The Role of Hormones and Oral Contraceptives
As pointed out in the article, clarification of the role of exogenous
hormones has been complicated. The authors stress the need for
future studies to address the relationship of risk to combined
hormone replacement therapy, which is important given the large
numbers of women who are taking estrogens for prevention of other
Although oral contraceptives have not been consistently identified
as being responsible for increasing risk in any subgroup of women,
there is accumulating evidence that such usage may be a factor
in women with early-onset cancers . Whether this represents
a cohort effect associated with unique usage patterns or specific
tumor effects has yet to be determined. Of particular importance
will be future studies addressing effects of specific pill types
and relationships with tumor characteristics. Studies addressing
the relationship of exogenous hormones to hormone receptor status
may be especially helpful in clarifying trend patterns, since
the largest increase in breast cancers in recent times has been
in estrogen receptor-positive tumors .
Although the King/Schottenfeld article discusses many speculative
risk factors for breast cancer, a few additional factors merit
attention. No mention is made of the possible etiologic role of
environmental factors other than organochlorines. Electromagnetic
radiation has been the cause of much concern, because of its effects
on pineal melatonin production  and observations of increased
rates of male breast cancer among electrical line workers .
Investigators are also now studying occupational exposures in
women, especially as more women enter the workforce.
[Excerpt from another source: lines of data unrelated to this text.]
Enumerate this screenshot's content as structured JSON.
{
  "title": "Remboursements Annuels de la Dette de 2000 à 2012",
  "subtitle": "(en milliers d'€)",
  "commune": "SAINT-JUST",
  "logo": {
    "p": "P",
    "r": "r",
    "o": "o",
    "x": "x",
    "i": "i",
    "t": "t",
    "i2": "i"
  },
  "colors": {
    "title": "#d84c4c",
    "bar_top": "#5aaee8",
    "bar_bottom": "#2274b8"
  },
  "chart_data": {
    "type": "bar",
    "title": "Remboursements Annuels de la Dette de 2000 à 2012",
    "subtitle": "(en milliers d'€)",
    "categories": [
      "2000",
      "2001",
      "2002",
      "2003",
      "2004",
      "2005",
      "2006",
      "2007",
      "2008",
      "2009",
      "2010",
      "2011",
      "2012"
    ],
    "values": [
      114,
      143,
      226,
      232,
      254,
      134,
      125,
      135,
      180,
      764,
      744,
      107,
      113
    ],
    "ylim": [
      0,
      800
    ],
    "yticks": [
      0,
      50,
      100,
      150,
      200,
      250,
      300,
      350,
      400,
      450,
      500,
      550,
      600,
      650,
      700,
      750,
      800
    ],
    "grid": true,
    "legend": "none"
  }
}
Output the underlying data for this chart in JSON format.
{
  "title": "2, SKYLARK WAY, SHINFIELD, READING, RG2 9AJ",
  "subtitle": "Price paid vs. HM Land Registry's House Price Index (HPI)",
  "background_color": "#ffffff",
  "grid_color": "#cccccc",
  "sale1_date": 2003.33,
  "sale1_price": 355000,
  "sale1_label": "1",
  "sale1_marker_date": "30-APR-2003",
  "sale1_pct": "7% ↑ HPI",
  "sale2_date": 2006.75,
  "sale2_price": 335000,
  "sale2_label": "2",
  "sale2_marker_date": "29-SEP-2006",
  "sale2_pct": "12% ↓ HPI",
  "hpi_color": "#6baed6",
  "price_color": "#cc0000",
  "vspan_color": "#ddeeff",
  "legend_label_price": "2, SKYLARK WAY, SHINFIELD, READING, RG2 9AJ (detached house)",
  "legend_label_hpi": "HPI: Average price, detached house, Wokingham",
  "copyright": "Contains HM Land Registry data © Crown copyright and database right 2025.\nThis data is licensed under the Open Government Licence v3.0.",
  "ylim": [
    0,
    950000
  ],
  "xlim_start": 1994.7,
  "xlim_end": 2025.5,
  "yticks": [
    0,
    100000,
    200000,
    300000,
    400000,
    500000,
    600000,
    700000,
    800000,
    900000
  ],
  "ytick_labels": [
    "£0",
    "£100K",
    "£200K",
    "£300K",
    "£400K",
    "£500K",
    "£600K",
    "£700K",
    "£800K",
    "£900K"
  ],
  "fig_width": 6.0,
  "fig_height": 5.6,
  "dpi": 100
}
This may
affect other lifestyle factors, including breastfeeding and childbearing
practices (including the incidence of induced abortions), factors
whose relationships to breast cancer remain controversial.
The authors speculate that future studies of the interactions
of speculative factors with genetic factors may provide important
etiologic clues, but they limit their discussion to genetic markers
such as BRCA1, BRCA2, and p53, which affect only a small proportion
of the general population. Given the recent identification of
a variety of more common genetic susceptibility markers, such
as the P450 mono-oxgenases, N-acetyltransferase, glutathione S-transferase,
and alcohol dehydrogenase, it may be more informative to explore
their interactions with various environmental factors-especially
since many of these markers could clarify mechanisms underlying
various postulated risk factors.
Further clarification of the etiologic role of suggested risk
factors for breast cancer may achieve a greater understanding
of the causes of breast cancer and provide more appropriate preventive
measures. Ultimately, however, disease prevention programs will
depend on our developing a better understanding of the biology
of the disease, which is still poorly defined. Although recent
trends indicate that breast cancer may no longer be an "epidemic"
in the classic sense, it remains all too common an occurrence.
Hopefully, future etiologic research efforts will lead to more
effective preventive approaches, especially since most of the
established risk factors are not readily amenable to change.